Türkiye’nin ergoterapi mesleği ve duyu bütünleme hakkında farkındalık düzeyi nedir ?

Ergoterapi  mesleğinin temelleri  II. Dünya savaşından da eskiye dayanmaktadır. Bu tarihten önce fiziksel kapasiteyi iyileştirmekten ziyade çoğunlukla psikolojik perspektifte çalışmalar yürütmüştür. Savaştan sonra çok sayıda yaralı asker bulunduğundan dolayı fiziksel kapasite ve günlük yaşam aktivitelerinde ki bağımsızlık üzerine de adımlar atılmıştır. Türkiye’de ilk ise ergoterapist ünvanı 2014 yılında alınmıştır. Amerika Birleşik Devletlerinde 2018 yılında yapılan bir araştırma sonucunda ergoterapi, en iyi 50 meslek arasında 4. Sırada yer almaktadır. Bu sebeple değer görmekle beraber hala gelişmekte olan bir meslek grubu diyebiliriz. Duyu bütünleme terapisi ise ergoterapistlerin çalıştığı alanlardan sadece bir tanesi olarak kabul edilir. Son zamanlarda hızla gelişen teknolojinin fazla ve yanlış kullanımı ile birlikte değişen çevre koşulları çocuklarımızın duyusal profilleri üzerinde oldukça olumsuz etki yaratıyor.

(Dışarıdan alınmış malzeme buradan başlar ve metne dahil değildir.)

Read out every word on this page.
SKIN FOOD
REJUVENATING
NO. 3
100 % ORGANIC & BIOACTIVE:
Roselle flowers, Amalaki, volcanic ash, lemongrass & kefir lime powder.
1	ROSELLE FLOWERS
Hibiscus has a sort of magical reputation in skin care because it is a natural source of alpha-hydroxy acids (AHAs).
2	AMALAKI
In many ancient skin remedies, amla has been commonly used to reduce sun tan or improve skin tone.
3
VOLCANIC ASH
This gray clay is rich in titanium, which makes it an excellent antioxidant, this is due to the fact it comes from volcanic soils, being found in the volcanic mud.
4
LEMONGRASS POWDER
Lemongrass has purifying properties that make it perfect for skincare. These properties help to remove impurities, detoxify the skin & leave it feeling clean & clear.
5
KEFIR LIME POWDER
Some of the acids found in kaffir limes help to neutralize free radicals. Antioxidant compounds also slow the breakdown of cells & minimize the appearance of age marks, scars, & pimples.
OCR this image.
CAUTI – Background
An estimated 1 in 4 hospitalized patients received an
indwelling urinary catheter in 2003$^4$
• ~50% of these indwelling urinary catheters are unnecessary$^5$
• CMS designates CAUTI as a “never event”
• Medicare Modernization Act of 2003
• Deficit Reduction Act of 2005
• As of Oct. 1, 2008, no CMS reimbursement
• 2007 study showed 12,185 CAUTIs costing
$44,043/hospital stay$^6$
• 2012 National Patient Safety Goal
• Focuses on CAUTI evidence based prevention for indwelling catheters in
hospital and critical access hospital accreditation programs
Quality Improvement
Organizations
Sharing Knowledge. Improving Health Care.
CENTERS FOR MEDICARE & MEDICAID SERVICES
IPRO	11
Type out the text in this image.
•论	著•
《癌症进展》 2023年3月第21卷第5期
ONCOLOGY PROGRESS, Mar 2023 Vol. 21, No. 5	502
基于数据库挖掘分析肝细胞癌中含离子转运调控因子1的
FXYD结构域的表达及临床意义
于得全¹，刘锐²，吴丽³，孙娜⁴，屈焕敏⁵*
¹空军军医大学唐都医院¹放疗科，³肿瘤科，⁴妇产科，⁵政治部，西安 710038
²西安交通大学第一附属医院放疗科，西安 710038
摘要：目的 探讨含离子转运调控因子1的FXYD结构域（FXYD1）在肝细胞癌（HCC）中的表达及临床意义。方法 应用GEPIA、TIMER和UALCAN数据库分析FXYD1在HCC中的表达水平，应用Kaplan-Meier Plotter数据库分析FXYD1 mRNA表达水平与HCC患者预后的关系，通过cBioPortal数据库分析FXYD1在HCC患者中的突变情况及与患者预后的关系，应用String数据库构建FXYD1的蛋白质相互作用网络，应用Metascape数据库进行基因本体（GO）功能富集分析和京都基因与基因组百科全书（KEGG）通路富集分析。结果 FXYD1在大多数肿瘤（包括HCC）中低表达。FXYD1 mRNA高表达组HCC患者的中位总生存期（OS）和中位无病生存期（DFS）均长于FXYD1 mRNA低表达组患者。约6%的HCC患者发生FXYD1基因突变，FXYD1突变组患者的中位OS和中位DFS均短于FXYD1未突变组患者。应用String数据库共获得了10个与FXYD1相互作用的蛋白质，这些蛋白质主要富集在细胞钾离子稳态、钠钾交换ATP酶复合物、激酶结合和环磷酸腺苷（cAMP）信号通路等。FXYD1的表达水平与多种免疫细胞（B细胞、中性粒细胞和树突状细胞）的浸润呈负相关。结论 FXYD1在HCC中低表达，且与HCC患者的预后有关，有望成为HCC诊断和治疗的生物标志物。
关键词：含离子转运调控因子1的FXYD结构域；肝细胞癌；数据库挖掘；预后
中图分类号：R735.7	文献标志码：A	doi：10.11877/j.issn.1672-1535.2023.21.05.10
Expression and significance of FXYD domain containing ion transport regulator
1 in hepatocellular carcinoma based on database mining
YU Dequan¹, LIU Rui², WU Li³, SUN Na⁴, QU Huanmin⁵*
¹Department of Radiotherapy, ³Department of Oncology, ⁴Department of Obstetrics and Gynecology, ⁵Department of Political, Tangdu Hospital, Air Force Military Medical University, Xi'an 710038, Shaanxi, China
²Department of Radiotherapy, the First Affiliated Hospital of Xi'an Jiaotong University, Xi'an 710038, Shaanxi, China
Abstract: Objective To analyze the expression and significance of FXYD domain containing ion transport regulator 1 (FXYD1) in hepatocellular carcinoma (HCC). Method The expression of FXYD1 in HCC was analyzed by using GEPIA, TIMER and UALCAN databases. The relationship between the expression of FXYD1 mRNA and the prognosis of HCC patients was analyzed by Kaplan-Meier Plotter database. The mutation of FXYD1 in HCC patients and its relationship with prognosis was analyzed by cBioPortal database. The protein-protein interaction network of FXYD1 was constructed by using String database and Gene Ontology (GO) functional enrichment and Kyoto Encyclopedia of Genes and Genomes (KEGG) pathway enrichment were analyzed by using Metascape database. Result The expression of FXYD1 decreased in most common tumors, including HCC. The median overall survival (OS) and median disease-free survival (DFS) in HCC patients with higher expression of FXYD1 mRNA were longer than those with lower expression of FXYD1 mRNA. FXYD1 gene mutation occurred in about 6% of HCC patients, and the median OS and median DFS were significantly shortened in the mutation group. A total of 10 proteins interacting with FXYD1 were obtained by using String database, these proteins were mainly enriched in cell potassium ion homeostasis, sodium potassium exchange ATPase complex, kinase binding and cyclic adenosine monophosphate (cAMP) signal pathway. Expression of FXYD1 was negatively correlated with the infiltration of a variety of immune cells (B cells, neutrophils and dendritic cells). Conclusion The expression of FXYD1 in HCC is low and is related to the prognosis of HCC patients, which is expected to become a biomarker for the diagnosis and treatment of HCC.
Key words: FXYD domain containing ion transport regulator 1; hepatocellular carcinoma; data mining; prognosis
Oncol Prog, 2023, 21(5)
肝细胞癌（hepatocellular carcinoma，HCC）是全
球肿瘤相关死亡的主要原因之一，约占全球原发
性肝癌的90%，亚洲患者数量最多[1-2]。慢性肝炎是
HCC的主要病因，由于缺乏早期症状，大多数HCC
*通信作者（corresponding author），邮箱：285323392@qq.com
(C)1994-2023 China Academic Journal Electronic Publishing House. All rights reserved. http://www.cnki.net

Bu durum ise ergoterapistlere ve duyu bütünleme terapisine olan ihtiyacı arttırıyor. Fakat Türkiye’de tam bir farkındalık düzeyi oluştu diyebilmemiz için, ihtiyaç duymayan kesiminde ergoterapi ve duyu bütünleme kavramlarını tam anlamıyla biliyor olması gerektiğini düşünüyorum.